Metal oxide nanostructures are widely employed in numerous applications including AOPs because of their remarkable physicochemical properties. Among numerous AOPs, titanium dioxide (TiO2) is the most widely used catalyst in heterogeneous photo-catalysis, due to its photo-stability, nontoxicity, competitive cost, and is stable in water under severe environmental circumstances. It is also an excellent inorganic semiconductor and has environmental as well as temperature stable dielectric properties. Since the titania is an electrical insulator, the major problem concerning with its use is its extraction from treated water. However, by using the special methods we can synthesize a core shell nanoparticles comprises of a core of magnetic material and a shell of photocatalytic material. Hence, the problem can overcome by using the small magnetic field. Core@shell multi-component catalysts have attracted considerable attention recently because of their potential applications in catalysis.

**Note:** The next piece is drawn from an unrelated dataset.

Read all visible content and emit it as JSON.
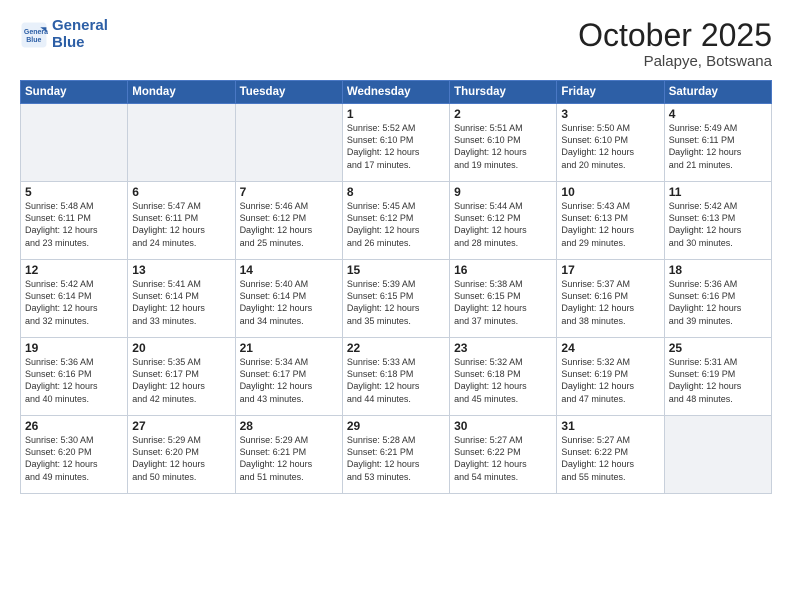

Spinel Ferrite TiO2 Core@shell nano-structure is a large class of oxide with remarkable magnetic properties, which have been investigated and applied during the last few decades. Core@shell nanostructure comprises a core made from one material, and a shell comprises from another material. With suitable selection of core and shell materials, properties can be combined or the surface can be functionalized. In this work, the NiFe2O4@TiO2 were prepared by hydrolysis of titanium isopropoxide (TTIP) precursor in the presence of NiFe2O4 nanoparticles, whereas NiFe2O4 nanoparticles were synthesized by sol-gel auto-combustion method. The characteristic of the NiFe2O4@TiO2 photo-catalyst were examined by X-ray diffraction (XRD), scanning electron microscope (SEM), BET analysis was carried out for surface area measurement, and UV–visible spectroscopy. In addition, we investigated kinetic study and catalytic activity of photo-catalyst.